Hace unos días
estaba reflexionando sobre una decisión que venía tomando a medias,
de a poco, a veces olvidando, volviendo a retomar desde distintos
puntos de vista. Se trataba de esos proyectos que se van acumulando a
lo largo de los años y nunca le ponemos demasiadas fichas. ¿Era
momento de apostar? ¿Era momento de suspender? Sobre estas cosas
estaba cuando me pregunté, más allá de todo, ¿cuánto tiempo
tardamos en tomar una decisión?
Me acordé de la
película Inception, o El origen, con Leonardo Di Caprio, tan
excelente siempre. Cómo las ideas son cultivadas, desde una pequeña
semilla, una idea, un concepto, una imagen, y van creciendo hasta
transformarse en acciones. Concretas. Que nos cambian. Que liberan en
el acto un montón de energía, ganas, ilusiones que albergamos
alrededor de esa semilla.
Antes de la gran
decisión hay que hacer un montón de ensayos. Personalmente creo que
la decisión no lo es sino hasta que sé a qué estoy renunciando y
cómo voy a hacer el duelo por aquellas cosas que voy a dejar. La
renuncia es lo más importante. Es casi más importante que la
decisión. Para mí, renunciar es horrible, porque aquello que dejo
es un poco de personalidad, un poquito de mí que va a ir tras el
telón, quién sabe por cuanto tiempo quizás por siempre. Por eso me
gustan los ensayos.
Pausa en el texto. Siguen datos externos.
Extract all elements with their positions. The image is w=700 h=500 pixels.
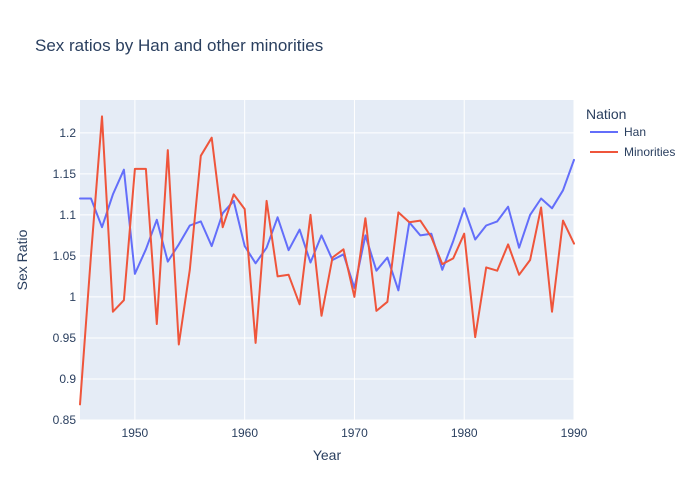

Un día, una semana, un mes, pruebo mi proyecto
nuevo, mi rutina nueva, mis nuevas prioridades. Y observo callada la
falta de lo que queda atrás. Después vuelvo a mis pasiones,
obsesiones, placeres. Vuelvo a pensar.
En esto de volver
andaba, cuando tomé la decisión por fin. Qué buenos que son los
comienzos de año, que imprimen de energías nuevas los proyectos,
acompañando el nuevo orden de las cosas.